As John Rennie points out, the picture of an electron in an orbital breaks down in multielectron atoms because of electron correlations. However, you can still assign a "fraction" of an electron to an orbital by diagonalizing the reduced one-particle density matrix (1RDM) of the system. This matrix is Hermitian, positive semi-definite, has eigenvalues $n_i \leq 1$, and describes the total electronic density of the system as
\rho (r) = \sum \limits_i n_i \psi_i^*(r) \psi_i(r)
where $\psi_i (r)$ are the orbitals. Thus, $n_i$ is the "occupation number" of orbital $\psi_i$ and describes how much on average an electron is in that orbital.
Now, with respect to your question:
"In chemistry, we often say that an electron is in an orbital (such as 1s, 2s), another electron is in another orbital, etc. How does it make sense if an electron is in a linear combination state?" Well, it makes sense because often we find that there are $N_e$ (number of electrons) eigenvalues $n_i$ which are very close to one, while the rest of the eigenvalues are very small. The reason for this is that the exact wavefunction is an infinite sum of Slater determinants (i.e., an antisymetric function which describes one electron configuration) considering all possible configurations. However, because of the variational principle, configurations which are very high in energy contribute very little to the wavefunction and hence have small weights $n_i$.
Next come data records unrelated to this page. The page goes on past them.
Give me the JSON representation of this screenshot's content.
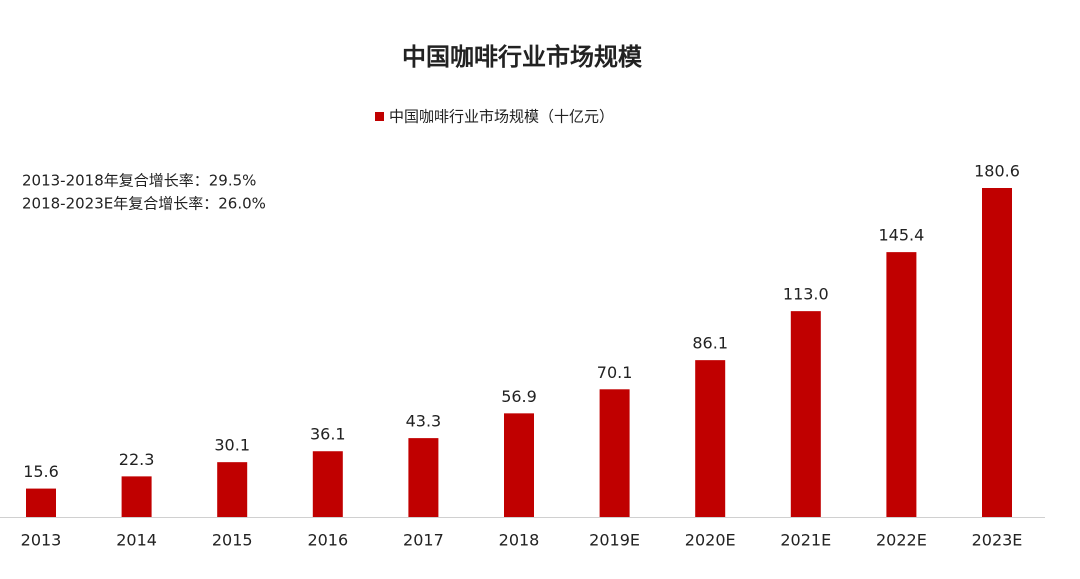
{
  "chart_data": {
    "type": "bar",
    "title": "中国咖啡行业市场规模",
    "annotations": [
      "2013-2018年复合增长率：29.5%",
      "2018-2023E年复合增长率：26.0%"
    ],
    "categories": [
      "2013",
      "2014",
      "2015",
      "2016",
      "2017",
      "2018",
      "2019E",
      "2020E",
      "2021E",
      "2022E",
      "2023E"
    ],
    "series": [
      {
        "name": "中国咖啡行业市场规模（十亿元）",
        "color": "#c00000",
        "values": [
          15.6,
          22.3,
          30.1,
          36.1,
          43.3,
          56.9,
          70.1,
          86.1,
          113,
          145.4,
          180.6
        ],
        "value_labels": [
          "15.6",
          "22.3",
          "30.1",
          "36.1",
          "43.3",
          "56.9",
          "70.1",
          "86.1",
          "113.0",
          "145.4",
          "180.6"
        ]
      }
    ]
  }
}
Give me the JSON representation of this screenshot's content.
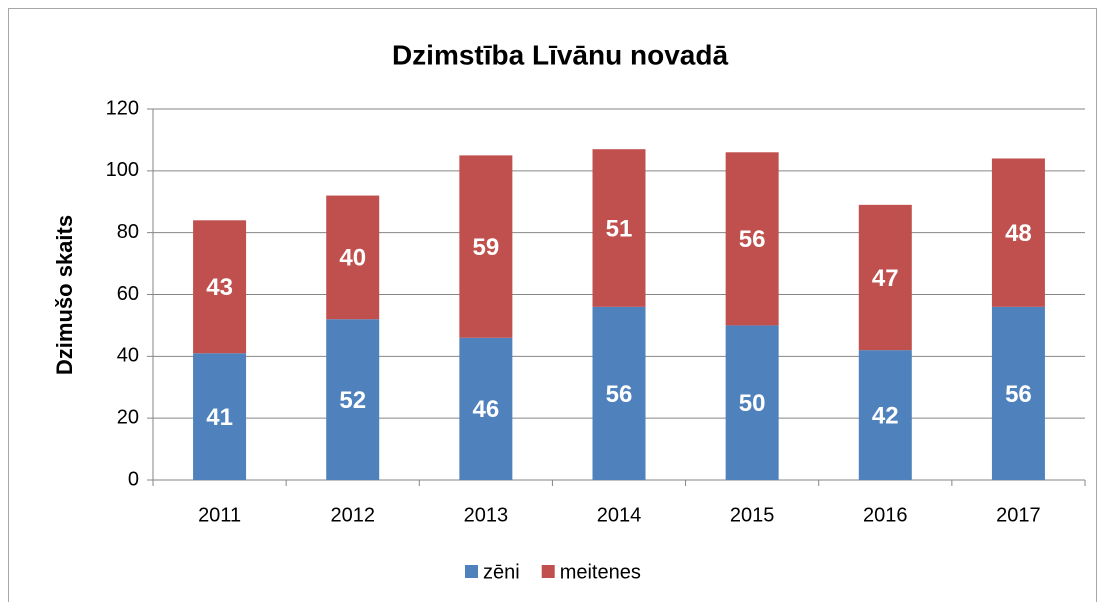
{
  "chart_data": {
    "type": "bar",
    "stacked": true,
    "title": "Dzimstība Līvānu novadā",
    "y_label": "Dzimušo skaits",
    "categories": [
      "2011",
      "2012",
      "2013",
      "2014",
      "2015",
      "2016",
      "2017"
    ],
    "series": [
      {
        "name": "zēni",
        "color": "#4f81bd",
        "values": [
          41,
          52,
          46,
          56,
          50,
          42,
          56
        ]
      },
      {
        "name": "meitenes",
        "color": "#c0504d",
        "values": [
          43,
          40,
          59,
          51,
          56,
          47,
          48
        ]
      }
    ],
    "ylim": [
      0,
      120
    ],
    "yticks": [
      0,
      20,
      40,
      60,
      80,
      100,
      120
    ],
    "grid": true,
    "legend": "bottom"
  }
}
There are cases in which the eigenvalues of the 1RDM differ significantly from one or zero. This occurs if there are different possible configurations that are similar in energy. For example, in transition metals, configurations involving 4s or 3d orbitals are very close in energy. This is the reason for which the configurations predicted by the aufbau principle break down for these elements.